I implemented round-robin with health filtering — simple but effective for a course project:

func (h *Hub) nextWorker() *Worker {
    h.mu.Lock()
    defer h.mu.Unlock()
 
    for i := 0; i < len(h.workers); i++ {
        idx := (h.idx + i) % len(h.workers)
        if h.workers[idx].IsHealthy() {
            h.idx = (idx + 1) % len(h.workers)
            return h.workers[idx]
        }
    }
    return nil // all workers down
}

What I Learned

Go's concurrency model is genuinely excellent for this use case. The goroutine-per-request model handled 50 concurrent inference requests in testing without any deadlocks — something I'd have spent much more time on in Java with thread pools.

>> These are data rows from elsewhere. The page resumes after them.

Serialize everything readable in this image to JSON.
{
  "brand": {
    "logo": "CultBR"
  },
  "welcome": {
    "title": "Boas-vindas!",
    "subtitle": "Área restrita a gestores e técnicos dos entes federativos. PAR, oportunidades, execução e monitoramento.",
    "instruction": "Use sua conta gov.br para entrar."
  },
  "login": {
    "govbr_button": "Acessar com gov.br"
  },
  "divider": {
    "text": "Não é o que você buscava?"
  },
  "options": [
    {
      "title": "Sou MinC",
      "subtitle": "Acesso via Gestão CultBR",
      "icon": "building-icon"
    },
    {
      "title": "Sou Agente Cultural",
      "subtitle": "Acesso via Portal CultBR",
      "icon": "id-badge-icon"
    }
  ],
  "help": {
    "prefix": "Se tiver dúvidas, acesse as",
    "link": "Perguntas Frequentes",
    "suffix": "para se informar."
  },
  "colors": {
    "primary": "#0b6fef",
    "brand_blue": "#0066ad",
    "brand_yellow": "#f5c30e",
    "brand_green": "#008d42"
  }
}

llama.cpp's HTTP API is surprisingly clean. It exposes OpenAI-compatible endpoints, so the hub just proxies requests with minimal transformation.

Distributed systems failures are subtle. A worker that responds slowly (not down, just slow) is harder to handle than one that refuses connections. I added a configurable request timeout but a proper circuit breaker pattern would be the next step.

What's Next

GoLLama is open source — the code is on GitHub. Areas I'd extend given more time:

  • Weighted routing based on worker GPU VRAM
  • Circuit breaker for slow workers
  • Streaming support for token-by-token responses
  • Model registry so different workers can serve different models

If you're building local LLM infrastructure, give it a look.